Arrivé de Kharkiv il y a cinq mois avec son épouse et leur petit garçon, Vadim Zubko a troqué le costume cravate de banquier pour la tenue de boulanger à Saint-Georges-de-Didonne. Un nouveau métier à mille lieues de son ancienne vie, par nécessité.
"Je ne dirais pas que c'est le job de mes rêves". Une petite lame à la main, il donne des coups de rasoir secs et méthodiques sur les pâtons disposés sur sa table de travail. Il ne s'arrête pas de travailler en lâchant cette phrase. Même dans un anglais un peu hésitant, son message est très clair : Vadim Zubko ne souhaite pas être boulanger "toute sa vie".

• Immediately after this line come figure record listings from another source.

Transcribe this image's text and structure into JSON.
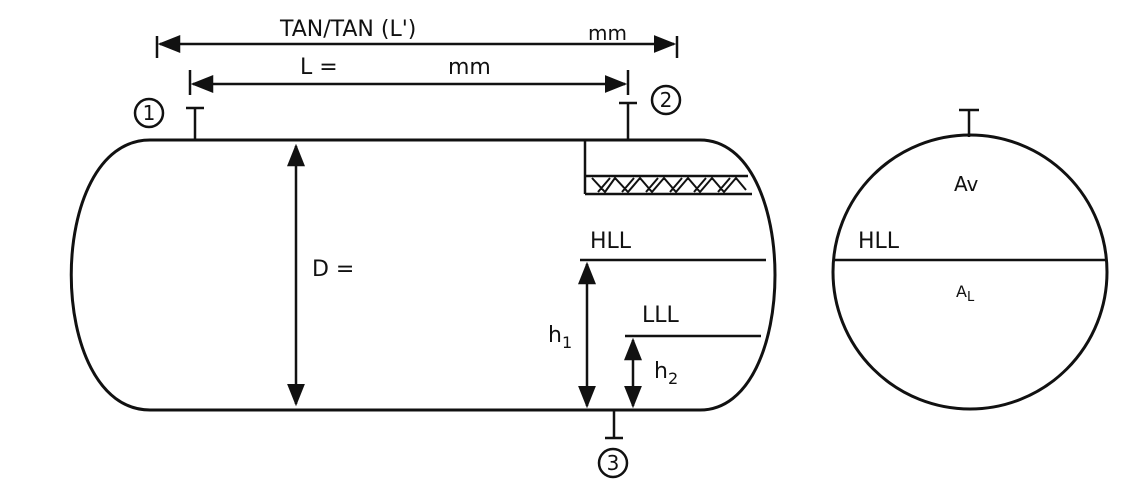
{
  "dimensions": {
    "tan_tan_label": "TAN/TAN (L')",
    "tan_tan_unit": "mm",
    "length_label": "L =",
    "length_unit": "mm",
    "diameter_label": "D ="
  },
  "nozzles": {
    "n1": "1",
    "n2": "2",
    "n3": "3"
  },
  "levels": {
    "high_liquid_level": "HLL",
    "low_liquid_level": "LLL",
    "h1_base": "h",
    "h1_sub": "1",
    "h2_base": "h",
    "h2_sub": "2"
  },
  "cross_section": {
    "vapor_area_label": "Av",
    "level_label": "HLL",
    "liquid_area_base": "A",
    "liquid_area_sub": "L"
  }
}
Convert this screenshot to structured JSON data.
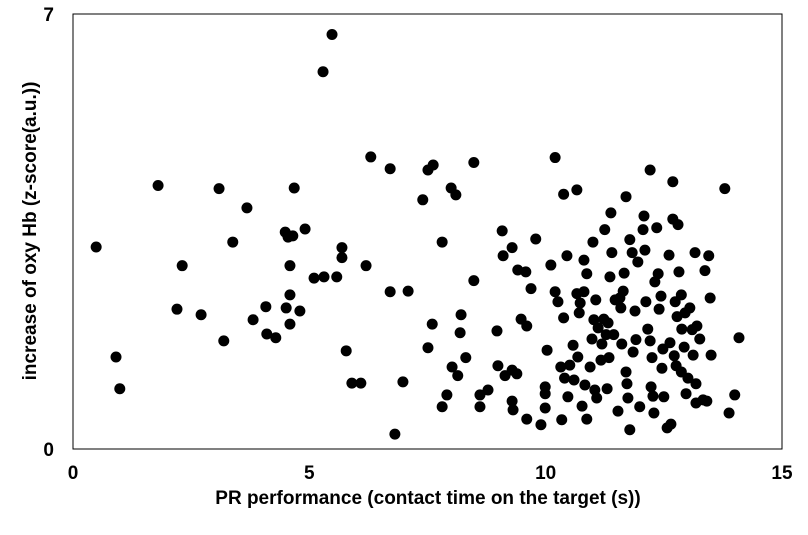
{
  "chart_data": {
    "type": "scatter",
    "x_label": "PR performance (contact time on the target (s))",
    "y_label": "increase of oxy Hb (z-score(a.u.))",
    "xlim": [
      0,
      15
    ],
    "xticks": [
      0,
      5,
      10,
      15
    ],
    "ylim": [
      0,
      7
    ],
    "yticks": [
      0,
      7
    ],
    "color": "#000000",
    "x": [
      0.49,
      0.91,
      0.99,
      1.8,
      2.2,
      2.31,
      2.71,
      3.09,
      3.19,
      3.38,
      3.68,
      3.81,
      4.08,
      4.1,
      4.29,
      4.49,
      4.55,
      4.59,
      4.59,
      4.59,
      4.51,
      4.68,
      4.65,
      4.8,
      4.91,
      5.1,
      5.29,
      5.31,
      5.48,
      5.58,
      5.69,
      5.69,
      5.78,
      5.9,
      6.09,
      6.2,
      6.3,
      6.71,
      6.71,
      6.81,
      6.98,
      7.09,
      7.4,
      7.51,
      7.51,
      7.6,
      7.62,
      7.81,
      7.81,
      7.91,
      8.0,
      8.02,
      8.1,
      8.14,
      8.19,
      8.21,
      8.31,
      8.48,
      8.48,
      8.61,
      8.61,
      8.78,
      8.97,
      8.99,
      9.08,
      9.1,
      9.14,
      9.29,
      9.29,
      9.29,
      9.31,
      9.39,
      9.41,
      9.48,
      9.58,
      9.6,
      9.6,
      9.69,
      9.79,
      9.9,
      9.99,
      9.99,
      9.99,
      10.03,
      10.11,
      10.2,
      10.2,
      10.26,
      10.32,
      10.34,
      10.38,
      10.38,
      10.4,
      10.45,
      10.47,
      10.51,
      10.58,
      10.6,
      10.66,
      10.66,
      10.68,
      10.71,
      10.73,
      10.77,
      10.81,
      10.81,
      10.83,
      10.87,
      10.87,
      10.94,
      10.98,
      11.0,
      11.02,
      11.04,
      11.06,
      11.08,
      11.11,
      11.17,
      11.19,
      11.23,
      11.25,
      11.28,
      11.3,
      11.32,
      11.34,
      11.36,
      11.38,
      11.4,
      11.44,
      11.47,
      11.53,
      11.57,
      11.59,
      11.61,
      11.64,
      11.66,
      11.7,
      11.7,
      11.72,
      11.74,
      11.78,
      11.78,
      11.83,
      11.85,
      11.89,
      11.91,
      11.95,
      11.99,
      12.06,
      12.08,
      12.1,
      12.12,
      12.16,
      12.21,
      12.21,
      12.23,
      12.25,
      12.27,
      12.29,
      12.31,
      12.35,
      12.38,
      12.4,
      12.44,
      12.46,
      12.48,
      12.5,
      12.57,
      12.61,
      12.63,
      12.65,
      12.69,
      12.69,
      12.72,
      12.74,
      12.76,
      12.78,
      12.8,
      12.82,
      12.87,
      12.87,
      12.88,
      12.93,
      12.95,
      12.97,
      13.01,
      13.05,
      13.1,
      13.12,
      13.16,
      13.18,
      13.18,
      13.2,
      13.26,
      13.33,
      13.37,
      13.41,
      13.45,
      13.48,
      13.5,
      13.79,
      13.88,
      14.0,
      14.09
    ],
    "values": [
      3.25,
      1.48,
      0.97,
      4.24,
      2.25,
      2.95,
      2.16,
      4.19,
      1.74,
      3.33,
      3.88,
      2.08,
      2.29,
      1.85,
      1.79,
      3.49,
      3.41,
      2.95,
      2.48,
      2.01,
      2.27,
      4.2,
      3.43,
      2.22,
      3.54,
      2.75,
      6.07,
      2.77,
      6.67,
      2.77,
      3.24,
      3.08,
      1.58,
      1.06,
      1.06,
      2.95,
      4.7,
      4.51,
      2.53,
      0.24,
      1.08,
      2.54,
      4.01,
      1.63,
      4.49,
      2.01,
      4.57,
      0.68,
      3.33,
      0.87,
      4.2,
      1.32,
      4.09,
      1.18,
      1.87,
      2.16,
      1.47,
      4.61,
      2.71,
      0.87,
      0.68,
      0.95,
      1.9,
      1.34,
      3.51,
      3.11,
      1.18,
      3.24,
      1.27,
      0.77,
      0.63,
      1.21,
      2.88,
      2.09,
      2.85,
      0.48,
      1.98,
      2.58,
      3.38,
      0.39,
      1.0,
      0.89,
      0.66,
      1.59,
      2.96,
      4.69,
      2.53,
      2.37,
      1.32,
      0.47,
      4.1,
      2.11,
      1.14,
      3.11,
      0.84,
      1.35,
      1.67,
      1.11,
      4.17,
      2.5,
      1.48,
      2.19,
      2.35,
      0.69,
      3.04,
      2.53,
      1.03,
      0.48,
      2.82,
      1.32,
      1.77,
      3.33,
      2.08,
      0.95,
      2.4,
      0.82,
      1.95,
      1.43,
      1.69,
      2.09,
      3.53,
      1.84,
      0.97,
      2.03,
      1.47,
      2.77,
      3.8,
      3.16,
      1.84,
      2.4,
      0.61,
      2.43,
      2.27,
      1.69,
      2.54,
      2.83,
      4.06,
      1.24,
      1.05,
      0.82,
      0.31,
      3.37,
      3.16,
      1.56,
      2.22,
      1.76,
      3.01,
      0.68,
      3.53,
      3.75,
      3.2,
      2.37,
      1.93,
      4.49,
      1.74,
      1.0,
      1.47,
      0.85,
      0.58,
      2.69,
      3.56,
      2.82,
      2.25,
      2.46,
      1.3,
      1.61,
      0.84,
      0.34,
      3.12,
      1.71,
      0.4,
      4.3,
      3.7,
      1.5,
      2.37,
      1.34,
      2.13,
      3.61,
      2.85,
      1.24,
      2.48,
      1.93,
      1.64,
      2.19,
      0.89,
      1.14,
      2.27,
      1.92,
      1.51,
      3.16,
      0.74,
      1.05,
      1.98,
      1.77,
      0.79,
      2.87,
      0.77,
      3.11,
      2.43,
      1.51,
      4.19,
      0.58,
      0.87,
      1.79
    ]
  }
}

Arrivé d'Ukraine il y a cinq mois avec son épouse Nastia et leur petit garçon de six ans, il était employé de banque à Kharkiv. Comme nombre de ses compatriotes, il s'est réfugié en France. Mais sans parler un mot de français, impossible de conserver le même métier. Pas question non plus de "dépendre uniquement des aides du gouvernement français."
J'ai compris que j'avais besoin d'un emploi. Je ne voulais pas rester assis à la maison. Donc j'ai trouvé un travail.
Vadim Zubko, réfugié ukrainien
Depuis plusieurs mois, c'est dans la boulangerie de Valéry Valette que Vadim gagne sa vie. De la finance à la boulange, la transition s'est opérée comme une nécessité. "Avant, j'avais des rendez-vous avec des clients, maintenant je fais des baguettes, explique-t-il, c'est différent, mais on apprend avec de la volonté." Et avec Valéry qui lui a donné sa chance.
Gagnant-gagnant
Entre l'apprenti et son employeur, la rencontre s'est faite autour du pain. "Je m'étais engagé à aider les réfugiés ukrainiens et donc je leur portais des baguettes tous les jours à Semussac", raconte le commerçant. "En me remerciement, Vadim m'a dit qu'il voulait travailler pour moi. Je lui ai dit que banquier et boulanger, ce n'était pas le même métier, mais il m'a répondu qu'il voulait quand même essayer."
Le premier contrat de quinze jours s'est transformé en contrat pour l'été. "Vadim est quelqu'un de très intéressant et très appliqué dans son travail, il m'a prouvé qu'il a su s'adapter à ce nouveau métier", raconte le boulanger saint-georgeais qui, à la fin août, a décidé de prolonger leur collaboration pour deux mois supplémentaires.
Lui qui manquait de main d'œuvre a trouvé en Vadim un coup de pouce inattendu.
Tout le monde sait qu'aujourd'hui, on a beaucoup de mal à recruter dans nos métiers. Donc quand il s'est proposé, je ne pouvais pas dire non.
Valéry Valette, boulanger
Un goût de normalité
Pour Vadim et sa famille, cette nouvelle vie en France a comme un goût de normalité retrouvée. Son fils de six ans fréquente l'école et le club de football local. Son épouse a trouvé un emploi dans le restaurant voisin. Tous les trois apprennent le français, le regard tourné vers leur pays. "On veut rentrer en Ukraine, c’est notre pays. Avant la guerre, on n’avait jamais imaginé notre vie ailleurs. Nous voulons construire nos vies là-bas" confie Vadim. Nastia est à ses côtés, elle acquiesce.
Le couple le sait, le retour au pays n'est pas pour tout de suite. "Je parle très souvent avec mon frère qui est resté combattre là-bas et j'ai peur pour lui", souffle celui qui se désespère de voir le conflit se terminer rapidement.
À la fin du mois d'octobre, son contrat à la boulangerie prendra fin. Valéry Valette envisage déjà de proposer à Vadim de rester "si il le souhaite", et même de prendre en charge sa formation pour devenir un "vrai" boulanger. "Pourquoi pas", s'interroge l'intéressé, "mais ici en France, il y a plein de choix possibles."